47-Peter

86 14 8
                                    

Sepasang manik mata nampak membesar karena kegelapan. Di sudut sebuah ruangan yang gelap dan lembap, seorang anak kecil duduk meringkuk dengan lutut yang ditarik ke dada. Hanya ada sedikit cahaya yang masuk melalui celah-celah kecil di ventilasi, dan menciptakan bayangan yang menakutkan di sekelilingnya.

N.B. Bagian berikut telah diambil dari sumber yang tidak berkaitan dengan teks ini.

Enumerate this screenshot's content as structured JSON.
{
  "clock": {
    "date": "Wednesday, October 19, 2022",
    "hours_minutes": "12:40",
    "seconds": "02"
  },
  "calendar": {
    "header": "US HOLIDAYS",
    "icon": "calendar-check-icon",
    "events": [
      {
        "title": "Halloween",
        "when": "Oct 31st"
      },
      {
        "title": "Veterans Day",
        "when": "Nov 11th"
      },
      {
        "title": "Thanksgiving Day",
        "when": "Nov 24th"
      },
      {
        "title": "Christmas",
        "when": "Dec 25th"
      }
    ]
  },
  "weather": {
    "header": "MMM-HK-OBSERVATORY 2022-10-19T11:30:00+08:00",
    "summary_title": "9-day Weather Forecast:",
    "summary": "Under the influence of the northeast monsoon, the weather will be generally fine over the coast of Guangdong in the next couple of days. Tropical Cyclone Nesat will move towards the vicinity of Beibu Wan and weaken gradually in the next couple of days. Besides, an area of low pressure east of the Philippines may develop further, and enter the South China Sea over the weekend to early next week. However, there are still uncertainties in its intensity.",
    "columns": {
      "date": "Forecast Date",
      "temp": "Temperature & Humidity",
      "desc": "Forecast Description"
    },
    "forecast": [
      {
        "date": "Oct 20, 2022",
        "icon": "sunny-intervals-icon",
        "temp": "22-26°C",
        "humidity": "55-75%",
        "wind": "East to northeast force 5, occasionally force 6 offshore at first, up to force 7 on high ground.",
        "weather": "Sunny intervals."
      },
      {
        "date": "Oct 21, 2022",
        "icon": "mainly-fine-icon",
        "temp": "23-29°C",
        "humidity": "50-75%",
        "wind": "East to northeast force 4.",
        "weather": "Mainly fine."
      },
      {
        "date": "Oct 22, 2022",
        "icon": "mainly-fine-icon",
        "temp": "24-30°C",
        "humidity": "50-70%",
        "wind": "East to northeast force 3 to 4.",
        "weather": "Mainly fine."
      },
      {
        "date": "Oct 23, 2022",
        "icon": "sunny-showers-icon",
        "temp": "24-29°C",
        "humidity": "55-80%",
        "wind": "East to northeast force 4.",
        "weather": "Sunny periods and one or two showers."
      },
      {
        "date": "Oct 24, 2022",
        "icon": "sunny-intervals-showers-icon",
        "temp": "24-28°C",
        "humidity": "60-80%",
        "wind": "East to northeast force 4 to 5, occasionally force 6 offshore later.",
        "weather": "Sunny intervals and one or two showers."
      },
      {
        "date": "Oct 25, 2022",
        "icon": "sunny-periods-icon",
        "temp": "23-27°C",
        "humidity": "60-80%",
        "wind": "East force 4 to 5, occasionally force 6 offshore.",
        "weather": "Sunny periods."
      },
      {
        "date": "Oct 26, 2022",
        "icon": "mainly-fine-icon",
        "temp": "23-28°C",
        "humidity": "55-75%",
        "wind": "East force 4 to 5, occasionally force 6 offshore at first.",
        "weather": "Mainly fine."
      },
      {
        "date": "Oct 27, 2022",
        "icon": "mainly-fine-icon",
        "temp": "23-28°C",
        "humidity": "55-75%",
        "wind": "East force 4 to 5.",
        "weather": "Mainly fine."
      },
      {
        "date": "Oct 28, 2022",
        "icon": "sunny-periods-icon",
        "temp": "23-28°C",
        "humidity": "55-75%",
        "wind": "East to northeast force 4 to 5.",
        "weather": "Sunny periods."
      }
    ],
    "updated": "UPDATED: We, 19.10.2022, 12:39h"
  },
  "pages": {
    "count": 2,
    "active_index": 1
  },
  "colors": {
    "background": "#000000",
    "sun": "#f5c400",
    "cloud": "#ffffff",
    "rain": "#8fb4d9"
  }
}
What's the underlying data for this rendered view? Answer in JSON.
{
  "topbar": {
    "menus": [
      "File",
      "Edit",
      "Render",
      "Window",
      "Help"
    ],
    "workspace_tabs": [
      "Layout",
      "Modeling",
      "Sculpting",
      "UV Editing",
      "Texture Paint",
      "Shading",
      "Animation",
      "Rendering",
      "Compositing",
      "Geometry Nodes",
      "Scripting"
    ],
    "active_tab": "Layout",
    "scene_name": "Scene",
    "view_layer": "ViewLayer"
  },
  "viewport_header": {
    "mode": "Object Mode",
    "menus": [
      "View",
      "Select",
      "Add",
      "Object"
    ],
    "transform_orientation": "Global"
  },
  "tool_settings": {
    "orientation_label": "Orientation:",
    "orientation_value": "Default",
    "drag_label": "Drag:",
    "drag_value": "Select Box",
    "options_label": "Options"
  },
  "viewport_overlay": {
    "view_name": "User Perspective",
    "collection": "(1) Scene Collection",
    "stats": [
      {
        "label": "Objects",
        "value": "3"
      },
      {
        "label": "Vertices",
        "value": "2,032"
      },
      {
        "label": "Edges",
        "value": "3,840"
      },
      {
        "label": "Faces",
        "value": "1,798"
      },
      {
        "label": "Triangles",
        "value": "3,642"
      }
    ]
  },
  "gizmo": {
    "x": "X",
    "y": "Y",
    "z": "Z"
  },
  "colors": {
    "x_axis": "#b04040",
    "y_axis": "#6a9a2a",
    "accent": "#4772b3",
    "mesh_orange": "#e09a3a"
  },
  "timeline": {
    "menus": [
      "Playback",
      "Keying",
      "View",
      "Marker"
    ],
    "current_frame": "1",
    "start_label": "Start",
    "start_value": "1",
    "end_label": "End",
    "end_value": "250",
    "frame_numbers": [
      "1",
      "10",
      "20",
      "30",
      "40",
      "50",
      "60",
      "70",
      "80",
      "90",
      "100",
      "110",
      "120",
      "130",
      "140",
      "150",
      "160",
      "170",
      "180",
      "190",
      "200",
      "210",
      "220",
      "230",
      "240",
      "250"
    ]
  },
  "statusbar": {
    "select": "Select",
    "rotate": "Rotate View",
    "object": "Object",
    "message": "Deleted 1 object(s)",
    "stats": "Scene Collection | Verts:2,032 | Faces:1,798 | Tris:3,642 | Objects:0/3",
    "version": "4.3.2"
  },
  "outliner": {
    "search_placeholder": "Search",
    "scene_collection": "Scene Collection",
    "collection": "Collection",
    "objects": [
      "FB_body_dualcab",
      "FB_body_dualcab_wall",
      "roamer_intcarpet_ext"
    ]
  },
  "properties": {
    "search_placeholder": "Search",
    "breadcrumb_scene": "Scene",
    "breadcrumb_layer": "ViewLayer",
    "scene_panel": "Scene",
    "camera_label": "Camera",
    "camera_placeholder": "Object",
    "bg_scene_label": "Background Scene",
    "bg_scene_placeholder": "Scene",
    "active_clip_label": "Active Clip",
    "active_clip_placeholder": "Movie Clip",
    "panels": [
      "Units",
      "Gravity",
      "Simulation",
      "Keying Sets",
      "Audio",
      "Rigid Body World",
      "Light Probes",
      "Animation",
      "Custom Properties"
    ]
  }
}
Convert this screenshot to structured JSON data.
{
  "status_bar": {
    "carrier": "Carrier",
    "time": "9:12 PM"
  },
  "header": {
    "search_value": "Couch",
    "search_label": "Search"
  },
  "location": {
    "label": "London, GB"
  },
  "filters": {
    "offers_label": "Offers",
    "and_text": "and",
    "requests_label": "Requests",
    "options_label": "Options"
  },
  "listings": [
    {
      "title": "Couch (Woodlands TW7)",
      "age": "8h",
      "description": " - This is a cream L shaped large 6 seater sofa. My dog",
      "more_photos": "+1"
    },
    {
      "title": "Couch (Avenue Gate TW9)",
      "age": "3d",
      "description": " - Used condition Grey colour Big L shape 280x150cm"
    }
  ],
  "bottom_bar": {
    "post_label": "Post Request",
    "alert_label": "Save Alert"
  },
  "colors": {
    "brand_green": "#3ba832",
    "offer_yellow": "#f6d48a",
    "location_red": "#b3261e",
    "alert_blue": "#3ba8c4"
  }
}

Ia terisak dalam tangisnya. Berulang kali ia berusaha memanggil ibunya. Hingga perlahan ia mulai lelah, dan kini yang dia lakukan hanya meringkuk di sudut ruangan menunggu tiba saat nya dia akan keluar lagi dari ruangan itu.

Mendengar suara pintu terbuka lantas anak itu segera berdiri dan berjalan perlahan ke arah pintu itu.

"Kau?!" Ujar bocah itu setelah melihat siapa orang dibalik pintu.

"Ayo keluarlah, aku sudah meminta izin bunda untuk mengeluarkan mu." Ujar Vin.

Walaupun ia merasa senang bisa keluar dari tempat itu, tapi di lubuk hati nya ia merasa kecewa. Bukan wajah saudaranya yang ia harapkan untuk dilihat ketika dia keluar dari tempat menyeramkan itu.

"Dimana bunda?" Tanya bocah itu.

"Bunda tidur. Ayo kita main keluar." Ajak Vin pada kakak nya itu.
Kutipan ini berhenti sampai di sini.